Жена сдержанно сияла изнутри. Ей, архитектору по образованию, это необычное старинное жилище явно нравилось, а я ощущал безотчетный панический ужас.
— Мы подумаем, я утром перезвоню, — сказал я, страстно желая вырваться наружу.
Мы вышли на улицу. Снег продолжал идти, тьма сгустилась, редкие прохожие, все в белом, могли напоминать призрак купца Сулимы, если бы я о нем тогда знал. Я был не в курсе и того, что улица Энгельса была когда-то, как, впрочем, и нынче, снова Лютеранской. И дом номер шестнадцать стоит на том же месте, все так же спускаясь к Бессарабке…

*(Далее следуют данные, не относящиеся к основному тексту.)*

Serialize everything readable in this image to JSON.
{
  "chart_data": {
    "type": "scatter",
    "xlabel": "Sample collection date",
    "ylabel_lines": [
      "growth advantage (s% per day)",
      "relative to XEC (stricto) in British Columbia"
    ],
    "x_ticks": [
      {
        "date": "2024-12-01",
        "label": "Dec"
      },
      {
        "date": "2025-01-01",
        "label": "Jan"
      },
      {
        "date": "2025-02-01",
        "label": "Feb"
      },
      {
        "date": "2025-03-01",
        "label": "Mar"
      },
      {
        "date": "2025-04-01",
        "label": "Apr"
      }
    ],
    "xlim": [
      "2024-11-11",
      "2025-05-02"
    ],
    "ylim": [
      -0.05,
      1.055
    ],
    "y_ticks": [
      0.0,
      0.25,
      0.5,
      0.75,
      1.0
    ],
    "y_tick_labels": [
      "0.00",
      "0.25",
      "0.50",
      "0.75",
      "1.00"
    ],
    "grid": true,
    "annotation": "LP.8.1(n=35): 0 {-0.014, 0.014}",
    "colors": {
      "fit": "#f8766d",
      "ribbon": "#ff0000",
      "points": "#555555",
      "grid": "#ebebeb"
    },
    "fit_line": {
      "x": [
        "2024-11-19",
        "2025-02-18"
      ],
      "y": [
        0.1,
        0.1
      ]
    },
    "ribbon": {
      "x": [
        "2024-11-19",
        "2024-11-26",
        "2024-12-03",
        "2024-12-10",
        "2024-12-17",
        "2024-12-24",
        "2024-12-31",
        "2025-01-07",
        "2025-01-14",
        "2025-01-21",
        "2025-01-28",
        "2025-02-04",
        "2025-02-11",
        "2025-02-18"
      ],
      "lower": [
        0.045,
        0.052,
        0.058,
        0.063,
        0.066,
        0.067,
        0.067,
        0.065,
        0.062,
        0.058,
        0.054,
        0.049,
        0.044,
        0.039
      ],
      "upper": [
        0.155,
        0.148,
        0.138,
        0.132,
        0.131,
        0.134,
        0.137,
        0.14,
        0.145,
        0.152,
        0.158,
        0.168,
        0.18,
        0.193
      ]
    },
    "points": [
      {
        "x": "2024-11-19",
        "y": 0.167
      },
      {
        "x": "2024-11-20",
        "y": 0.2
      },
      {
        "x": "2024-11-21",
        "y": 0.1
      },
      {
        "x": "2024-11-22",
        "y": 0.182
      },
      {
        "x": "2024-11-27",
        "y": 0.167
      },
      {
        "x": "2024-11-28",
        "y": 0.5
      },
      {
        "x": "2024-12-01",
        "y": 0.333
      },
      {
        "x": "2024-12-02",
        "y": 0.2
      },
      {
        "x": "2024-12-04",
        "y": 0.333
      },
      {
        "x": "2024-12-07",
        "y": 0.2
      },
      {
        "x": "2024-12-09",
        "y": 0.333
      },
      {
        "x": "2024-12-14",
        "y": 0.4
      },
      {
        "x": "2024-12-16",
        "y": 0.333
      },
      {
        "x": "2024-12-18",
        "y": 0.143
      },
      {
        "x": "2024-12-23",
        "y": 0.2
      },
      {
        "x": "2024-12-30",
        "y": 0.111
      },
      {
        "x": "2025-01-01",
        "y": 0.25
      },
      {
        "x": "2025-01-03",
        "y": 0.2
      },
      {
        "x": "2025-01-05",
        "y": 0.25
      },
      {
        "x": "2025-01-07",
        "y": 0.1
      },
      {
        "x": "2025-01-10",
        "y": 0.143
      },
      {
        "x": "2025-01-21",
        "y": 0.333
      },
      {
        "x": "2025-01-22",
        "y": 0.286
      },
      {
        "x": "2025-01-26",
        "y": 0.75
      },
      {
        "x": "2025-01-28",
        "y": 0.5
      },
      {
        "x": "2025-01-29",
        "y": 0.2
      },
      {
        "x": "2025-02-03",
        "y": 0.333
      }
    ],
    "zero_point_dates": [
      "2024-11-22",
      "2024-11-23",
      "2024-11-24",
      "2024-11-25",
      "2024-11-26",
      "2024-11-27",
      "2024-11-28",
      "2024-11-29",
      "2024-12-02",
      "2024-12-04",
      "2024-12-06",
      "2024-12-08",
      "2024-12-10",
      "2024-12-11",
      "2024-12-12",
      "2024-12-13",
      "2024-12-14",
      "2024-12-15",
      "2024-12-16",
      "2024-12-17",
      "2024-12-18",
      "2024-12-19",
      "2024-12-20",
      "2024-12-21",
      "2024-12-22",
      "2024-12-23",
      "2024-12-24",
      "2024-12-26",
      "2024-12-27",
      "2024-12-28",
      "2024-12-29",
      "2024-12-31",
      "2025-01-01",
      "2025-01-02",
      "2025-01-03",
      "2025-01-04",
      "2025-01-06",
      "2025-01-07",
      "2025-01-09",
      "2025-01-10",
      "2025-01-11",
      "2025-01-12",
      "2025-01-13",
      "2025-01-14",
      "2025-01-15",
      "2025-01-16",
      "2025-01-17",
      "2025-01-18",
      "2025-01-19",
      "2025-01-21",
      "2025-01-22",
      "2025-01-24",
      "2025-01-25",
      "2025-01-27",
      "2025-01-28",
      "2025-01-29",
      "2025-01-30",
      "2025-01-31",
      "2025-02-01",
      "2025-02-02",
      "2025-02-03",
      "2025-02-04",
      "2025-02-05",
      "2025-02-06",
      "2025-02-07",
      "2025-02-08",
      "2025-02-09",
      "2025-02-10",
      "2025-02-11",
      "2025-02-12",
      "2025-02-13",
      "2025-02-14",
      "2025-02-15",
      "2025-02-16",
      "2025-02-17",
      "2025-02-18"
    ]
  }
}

Позднее мы обменяли свои «однушки» и получили-таки свою «трешку» на Оболони, но двадцать с лишним лет пилила меня супруга:
— Ты все испортил, надо было меняться, пожить там пару лет, а потом загнать эти апартаменты втридорога кому-нибудь под офис! Ну почему ты наотрез отказался?!
— Не знаю… Интуитивно…
Кто впоследствии, в разгар становления нашего дикого капитализма, загнал эти апартаменты втридорога, я понятия не имею. Сегодня в этих стенах в престижном районе столицы Украины располагается крутая клиника пластической хирургии. А статью известного киевоведа Кальницкого про дом Сулимы я лишь недавно случайно встретил в Интернете под рубрикой «Десять гиблых мест Киева» и показал жене. Она прочла и впервые за долгие годы посмотрела на меня с плохо скрываемым уважением.